Sertifikasi Halal, Mampukah Menjamin Pangan Halal?

Kulineran Halal | 2025-03-14 21:48:48

 

Bulan Oktober 2024, menandai dimulainya kewajiban sertifikasi halal di Indonesia. Pasca diundangkan dalam UU 33/2014 tentang Jaminan Produk Halal (JPH), sertifikasi halal yang semula bersifat sukarela berubah menjadi wajib. Kewajiban ini mulai diberlakukan lima tahun kemudian (2019), dan implementasinya dibagi menjadi beberapa tahapan dengan selang waktu 5 tahun untuk setiap tahapnya.

Lima tahun pertama penerapan wajib halal menyasar produk makanan dan minuman (termasuk bahan baku, BTP, dan lainnya), jasa sembelihan, produk hasil sembelihan, serta jasa pendistribusiannya. Diharapkan pada Oktober 2024 lalu, semua produk dan jasa tersebut sudah memiliki sertifikat halal. Pelaku usaha terancam sanksi berupa peringatan tertulis, denda, hingga penarikan barang dari peredaran, jika belum mengurus sertifikat halal produknya.
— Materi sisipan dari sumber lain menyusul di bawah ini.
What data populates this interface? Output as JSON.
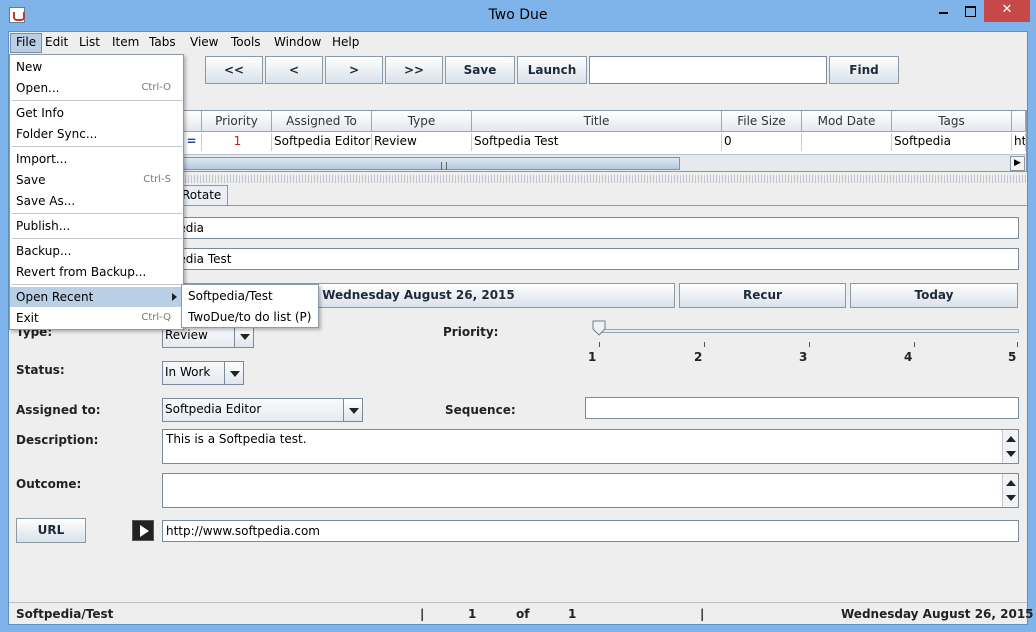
{
  "window": {
    "title": "Two Due"
  },
  "menubar": [
    "File",
    "Edit",
    "List",
    "Item",
    "Tabs",
    "View",
    "Tools",
    "Window",
    "Help"
  ],
  "toolbar": {
    "first": "<<",
    "prev": "<",
    "next": ">",
    "last": ">>",
    "save": "Save",
    "launch": "Launch",
    "find": "Find",
    "find_value": ""
  },
  "table": {
    "headers": [
      "Priority",
      "Assigned To",
      "Type",
      "Title",
      "File Size",
      "Mod Date",
      "Tags"
    ],
    "row": {
      "status_icon": "=",
      "priority": "1",
      "assigned_to": "Softpedia Editor",
      "type": "Review",
      "title": "Softpedia Test",
      "file_size": "0",
      "mod_date": "",
      "tags": "Softpedia",
      "overflow": "htt"
    }
  },
  "tabs": {
    "rotate": "Rotate"
  },
  "fields": {
    "field1": "tpedia",
    "field2": "tpedia Test",
    "date_button": "Wednesday  August 26, 2015",
    "recur": "Recur",
    "today": "Today"
  },
  "labels": {
    "type": "Type:",
    "priority": "Priority:",
    "status": "Status:",
    "assigned_to": "Assigned to:",
    "sequence": "Sequence:",
    "description": "Description:",
    "outcome": "Outcome:",
    "url": "URL"
  },
  "values": {
    "type": "Review",
    "status": "In Work",
    "assigned_to": "Softpedia Editor",
    "sequence": "",
    "description": "This is a Softpedia test.",
    "outcome": "",
    "url": "http://www.softpedia.com",
    "priority_ticks": [
      "1",
      "2",
      "3",
      "4",
      "5"
    ],
    "priority_value": 1
  },
  "statusbar": {
    "list": "Softpedia/Test",
    "sep1": "|",
    "current": "1",
    "of": "of",
    "total": "1",
    "sep2": "|",
    "date": "Wednesday August 26, 2015"
  },
  "file_menu": {
    "new": "New",
    "open": "Open...",
    "open_sc": "Ctrl-O",
    "get_info": "Get Info",
    "folder_sync": "Folder Sync...",
    "import": "Import...",
    "save": "Save",
    "save_sc": "Ctrl-S",
    "save_as": "Save As...",
    "publish": "Publish...",
    "backup": "Backup...",
    "revert": "Revert from Backup...",
    "open_recent": "Open Recent",
    "exit": "Exit",
    "exit_sc": "Ctrl-Q"
  },
  "recent_menu": [
    "Softpedia/Test",
    "TwoDue/to do list (P)"
  ]
}
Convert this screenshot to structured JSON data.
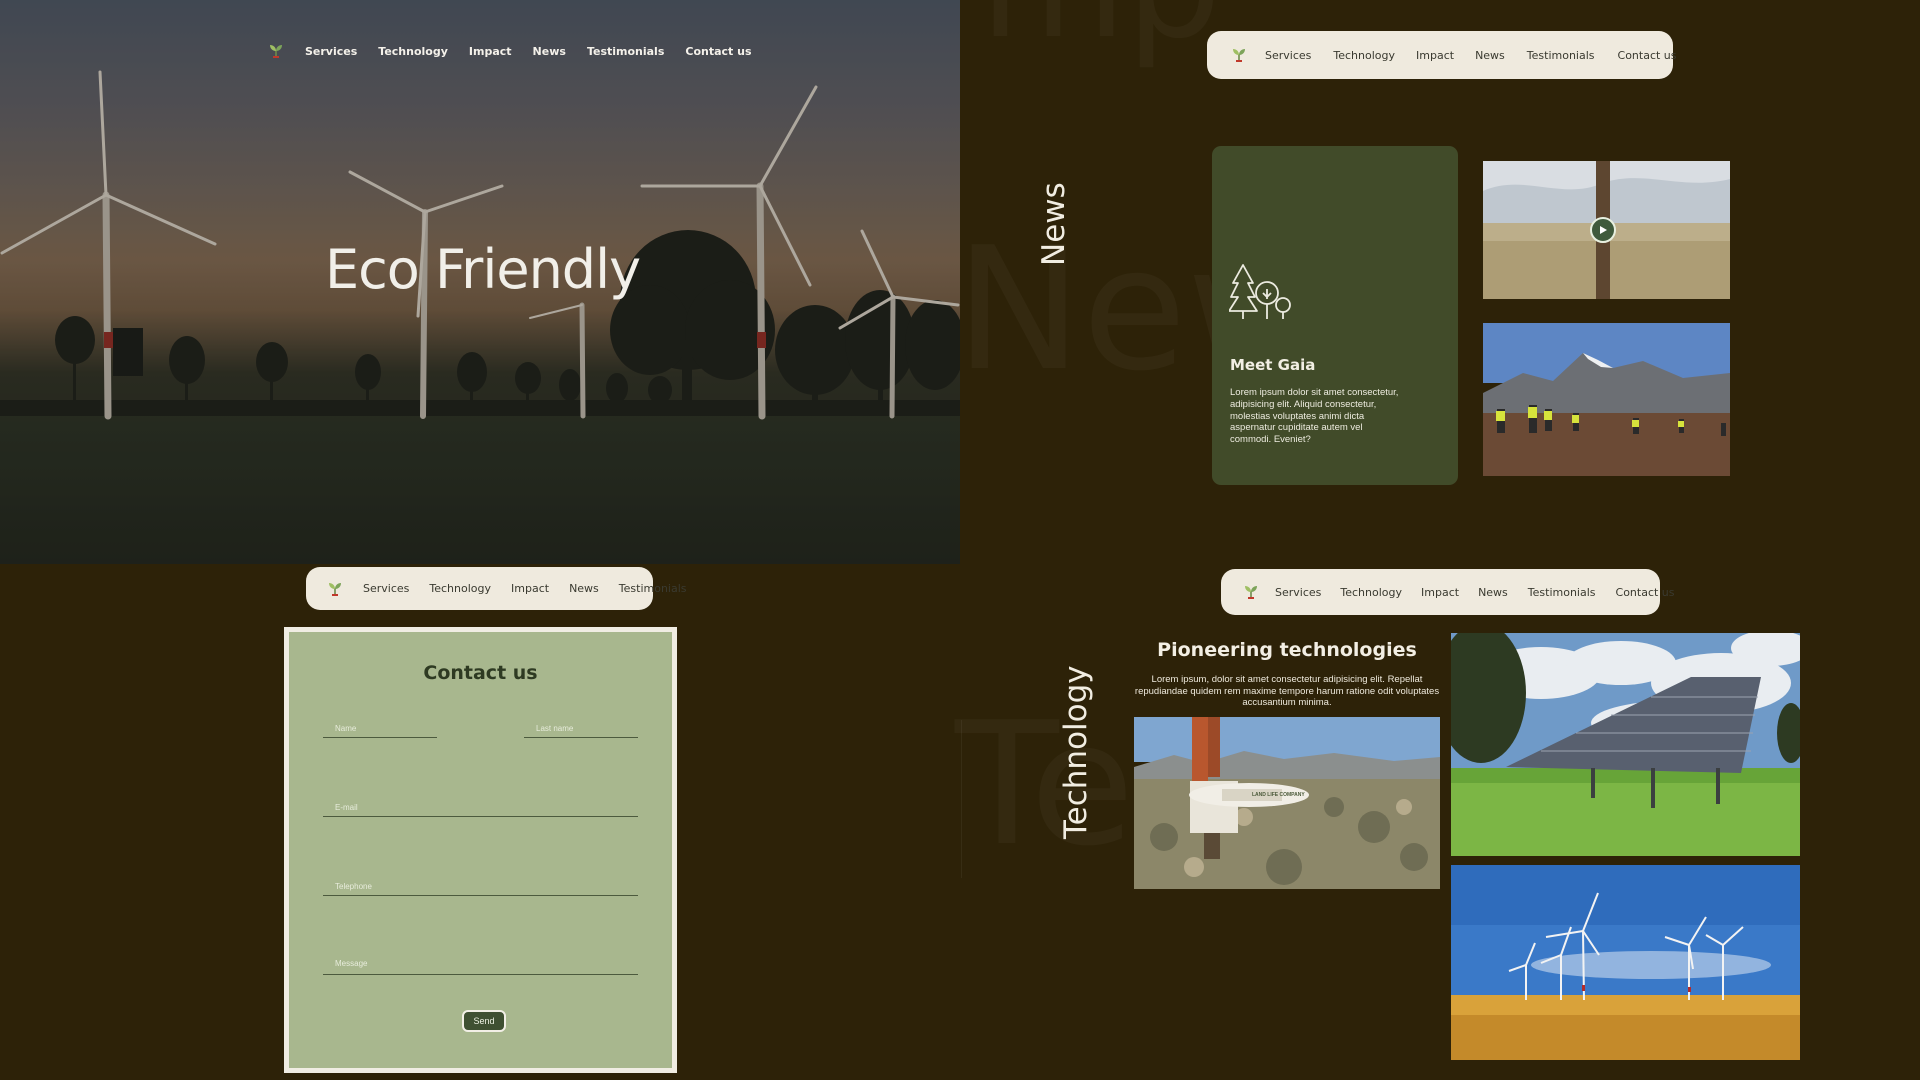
{
  "nav": {
    "links": [
      "Services",
      "Technology",
      "Impact",
      "News",
      "Testimonials",
      "Contact us"
    ],
    "contact_nav_links": [
      "Services",
      "Technology",
      "Impact",
      "News",
      "Testimonials"
    ]
  },
  "hero": {
    "title": "Eco Friendly"
  },
  "contact": {
    "title": "Contact us",
    "name_placeholder": "Name",
    "last_name_placeholder": "Last name",
    "email_placeholder": "E-mail",
    "telephone_placeholder": "Telephone",
    "message_placeholder": "Message",
    "send_label": "Send"
  },
  "news": {
    "section_title": "News",
    "ghost_word": "News",
    "card_title": "Meet Gaia",
    "card_text": "Lorem ipsum dolor sit amet consectetur, adipisicing elit. Aliquid consectetur, molestias voluptates animi dicta aspernatur cupiditate autem vel commodi. Eveniet?"
  },
  "technology": {
    "section_title": "Technology",
    "ghost_word": "Te",
    "heading": "Pioneering technologies",
    "text": "Lorem ipsum, dolor sit amet consectetur adipisicing elit. Repellat repudiandae quidem rem maxime tempore harum ratione odit voluptates accusantium minima."
  },
  "ghost_top": "mp",
  "photo_labels": {
    "drill_brand": "LAND LIFE COMPANY"
  },
  "colors": {
    "background": "#2d2208",
    "card_green": "#414b29",
    "form_green": "#a8b78e",
    "nav_pill": "#efeade"
  }
}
Faktanya hingga Oktober 2024, baru terdapat 5,3 juta produk yang memiliki sertifikat halal, dan 3,3 juta di antaranya merupakan produk UMK yang disertifikasi melalui jalur self-declare. Padahal BPJPH menargetkan 10 juta sertifikat halal pada 2024.

Pemerintah akhirnya memutuskan menunda pemberlakuan kewajiban sertifikasi halal bagi produk makanan-minuman skala UMK menjadi Oktober 2026. Sementara bagi industri menengah dan besar kewajiban tetap berlaku, itu pun dengan mengeliminasi kewajiban sertifikat halal pada bahan baku impor yang masih banyak digunakan dalam industri pangan.

Kompromi Demi Target Sertifikasi?

Mengacu data BPS (2024), industri makanan & minuman di Indonesia didominasi oleh pelaku UMK yang jumlahnya mencapai 1,8 juta, dibanding industri menengah-besar yang tak lebih dari 8 ribu pelaku usaha. Keterbatasan literasi pada pelaku UMK, dinilai menjadi kendala terhambatnya proses sertifikasi halal. BPJPH akhirnya mengeluarkan prosedur sertifikasi halal jalur self-declare yang diharapkan mempermudah dan mempercepat sertifikasi halal produk UMK.

Prosedur sertifikasi halal self-declare mengacu pada pernyataan pelaku usaha yang menyatakan kehalalan dari produk dan bahan yang digunakan, serta diproduksi melalui proses yang halal. Tidak ada audit dari Lembaga Pemeriksa Halal, sebagai gantinya akan diverifikasi oleh seorang Pendamping PPH.

Namun jalur sertifikasi ini mendapat perhatian masyarakat, karena kasus kongkalikong Pendamping Halal dengan produsen Nabidz yang memanipulasi pendaftaran produk khamr sebagai jus buah anggur sehingga mendapat label halal. Juga lolosnya nama-nama nyeleneh yang semestinya dilarang digunakan untuk menamai produk halal, seperti “Tuyul”, dan “Tuak”. Kredibilitas Pendamping Halal pun dipertanyakan. Dan yang terbaru kasus bundling kue yang sudah berlabel halal dengan minuman wine oleh pelaku usaha yang tidak memahami kriteria sertifikasi halal.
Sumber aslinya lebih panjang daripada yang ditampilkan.